When it comes to Texas, MLB strikes out.
The governor of Texas bravely informed Major League Baseball Monday that he will no longer throw the first pitch at the Texas Rangers’ first home game after they moved the All-Star game from Georgia.
In a letter, Gov. Greg Abbott thanked MLB’s chief operating officer Neil Leibman for the invitation, but respectfully declined.
“I was looking forward – until Major League Baseball adopted what has turned out to be a false narrative about the election law reforms in Georgia, and, based on that false narrative, moved the MLB All-Star Game from Atlanta,” he wrote.
“It is shameful that America’s pastime is not only being influenced by partisan political politics, but also perpetuating false political narratives,” he added.

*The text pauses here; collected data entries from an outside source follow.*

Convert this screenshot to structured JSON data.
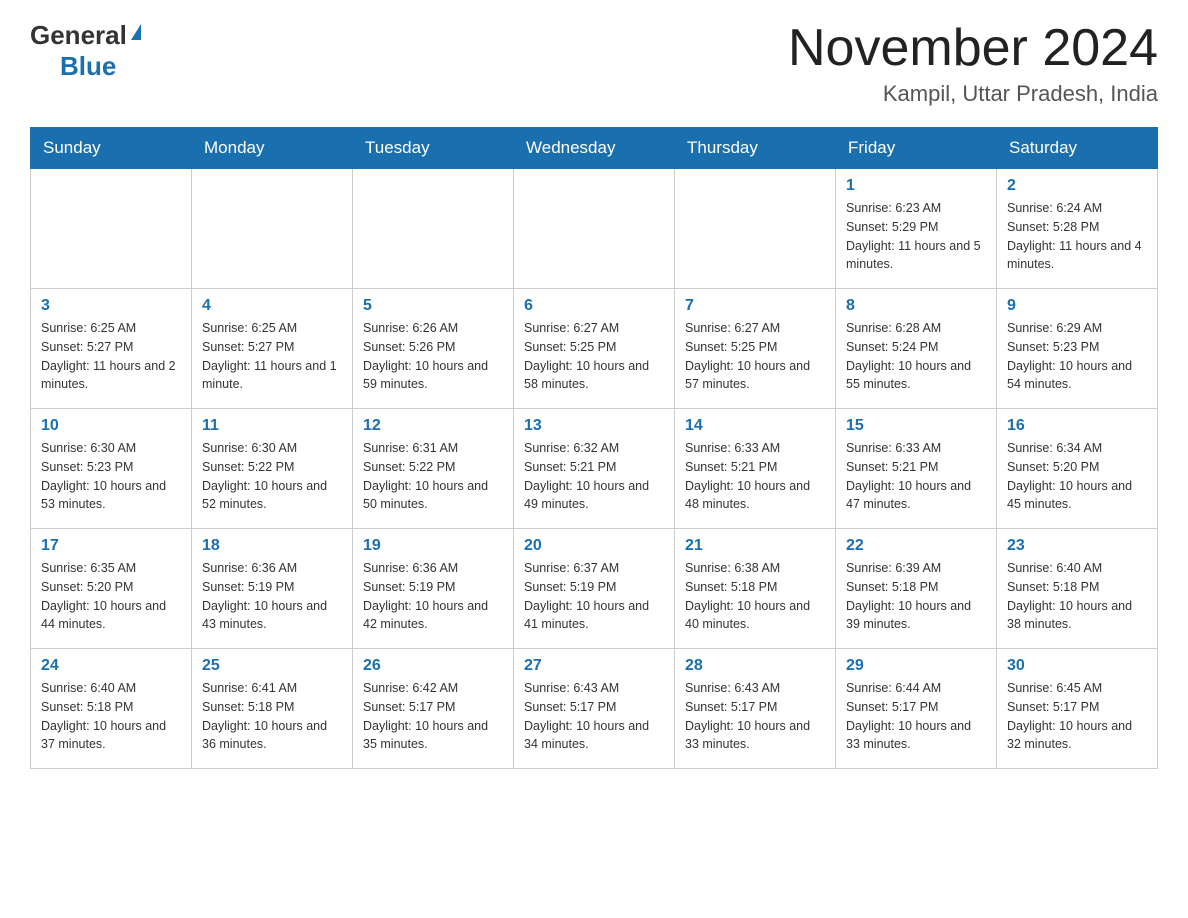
{
  "header": {
    "logo_general": "General",
    "logo_blue": "Blue",
    "month_title": "November 2024",
    "location": "Kampil, Uttar Pradesh, India"
  },
  "days_of_week": [
    "Sunday",
    "Monday",
    "Tuesday",
    "Wednesday",
    "Thursday",
    "Friday",
    "Saturday"
  ],
  "weeks": [
    [
      {
        "day": "",
        "info": ""
      },
      {
        "day": "",
        "info": ""
      },
      {
        "day": "",
        "info": ""
      },
      {
        "day": "",
        "info": ""
      },
      {
        "day": "",
        "info": ""
      },
      {
        "day": "1",
        "info": "Sunrise: 6:23 AM\nSunset: 5:29 PM\nDaylight: 11 hours and 5 minutes."
      },
      {
        "day": "2",
        "info": "Sunrise: 6:24 AM\nSunset: 5:28 PM\nDaylight: 11 hours and 4 minutes."
      }
    ],
    [
      {
        "day": "3",
        "info": "Sunrise: 6:25 AM\nSunset: 5:27 PM\nDaylight: 11 hours and 2 minutes."
      },
      {
        "day": "4",
        "info": "Sunrise: 6:25 AM\nSunset: 5:27 PM\nDaylight: 11 hours and 1 minute."
      },
      {
        "day": "5",
        "info": "Sunrise: 6:26 AM\nSunset: 5:26 PM\nDaylight: 10 hours and 59 minutes."
      },
      {
        "day": "6",
        "info": "Sunrise: 6:27 AM\nSunset: 5:25 PM\nDaylight: 10 hours and 58 minutes."
      },
      {
        "day": "7",
        "info": "Sunrise: 6:27 AM\nSunset: 5:25 PM\nDaylight: 10 hours and 57 minutes."
      },
      {
        "day": "8",
        "info": "Sunrise: 6:28 AM\nSunset: 5:24 PM\nDaylight: 10 hours and 55 minutes."
      },
      {
        "day": "9",
        "info": "Sunrise: 6:29 AM\nSunset: 5:23 PM\nDaylight: 10 hours and 54 minutes."
      }
    ],
    [
      {
        "day": "10",
        "info": "Sunrise: 6:30 AM\nSunset: 5:23 PM\nDaylight: 10 hours and 53 minutes."
      },
      {
        "day": "11",
        "info": "Sunrise: 6:30 AM\nSunset: 5:22 PM\nDaylight: 10 hours and 52 minutes."
      },
      {
        "day": "12",
        "info": "Sunrise: 6:31 AM\nSunset: 5:22 PM\nDaylight: 10 hours and 50 minutes."
      },
      {
        "day": "13",
        "info": "Sunrise: 6:32 AM\nSunset: 5:21 PM\nDaylight: 10 hours and 49 minutes."
      },
      {
        "day": "14",
        "info": "Sunrise: 6:33 AM\nSunset: 5:21 PM\nDaylight: 10 hours and 48 minutes."
      },
      {
        "day": "15",
        "info": "Sunrise: 6:33 AM\nSunset: 5:21 PM\nDaylight: 10 hours and 47 minutes."
      },
      {
        "day": "16",
        "info": "Sunrise: 6:34 AM\nSunset: 5:20 PM\nDaylight: 10 hours and 45 minutes."
      }
    ],
    [
      {
        "day": "17",
        "info": "Sunrise: 6:35 AM\nSunset: 5:20 PM\nDaylight: 10 hours and 44 minutes."
      },
      {
        "day": "18",
        "info": "Sunrise: 6:36 AM\nSunset: 5:19 PM\nDaylight: 10 hours and 43 minutes."
      },
      {
        "day": "19",
        "info": "Sunrise: 6:36 AM\nSunset: 5:19 PM\nDaylight: 10 hours and 42 minutes."
      },
      {
        "day": "20",
        "info": "Sunrise: 6:37 AM\nSunset: 5:19 PM\nDaylight: 10 hours and 41 minutes."
      },
      {
        "day": "21",
        "info": "Sunrise: 6:38 AM\nSunset: 5:18 PM\nDaylight: 10 hours and 40 minutes."
      },
      {
        "day": "22",
        "info": "Sunrise: 6:39 AM\nSunset: 5:18 PM\nDaylight: 10 hours and 39 minutes."
      },
      {
        "day": "23",
        "info": "Sunrise: 6:40 AM\nSunset: 5:18 PM\nDaylight: 10 hours and 38 minutes."
      }
    ],
    [
      {
        "day": "24",
        "info": "Sunrise: 6:40 AM\nSunset: 5:18 PM\nDaylight: 10 hours and 37 minutes."
      },
      {
        "day": "25",
        "info": "Sunrise: 6:41 AM\nSunset: 5:18 PM\nDaylight: 10 hours and 36 minutes."
      },
      {
        "day": "26",
        "info": "Sunrise: 6:42 AM\nSunset: 5:17 PM\nDaylight: 10 hours and 35 minutes."
      },
      {
        "day": "27",
        "info": "Sunrise: 6:43 AM\nSunset: 5:17 PM\nDaylight: 10 hours and 34 minutes."
      },
      {
        "day": "28",
        "info": "Sunrise: 6:43 AM\nSunset: 5:17 PM\nDaylight: 10 hours and 33 minutes."
      },
      {
        "day": "29",
        "info": "Sunrise: 6:44 AM\nSunset: 5:17 PM\nDaylight: 10 hours and 33 minutes."
      },
      {
        "day": "30",
        "info": "Sunrise: 6:45 AM\nSunset: 5:17 PM\nDaylight: 10 hours and 32 minutes."
      }
    ]
  ]
}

Additionally, Texas will not seek to host any MLB special events, and Abbott is forgoing all future participation in league events.
This move comes just after MLB announced it was moving its All-Star game and 2021 draft from Atlanta to retaliate against the Peach State’s new voting law.
MLB Commissioner Robert Manfred Jr. said it was “the best way to demonstrate our values as a sport,” adding that the league “fundamentally supports voting rights for all Americans and opposes restrictions to the ballot box.”
But, Texas isn’t having it – and hopefully other states will follow suit.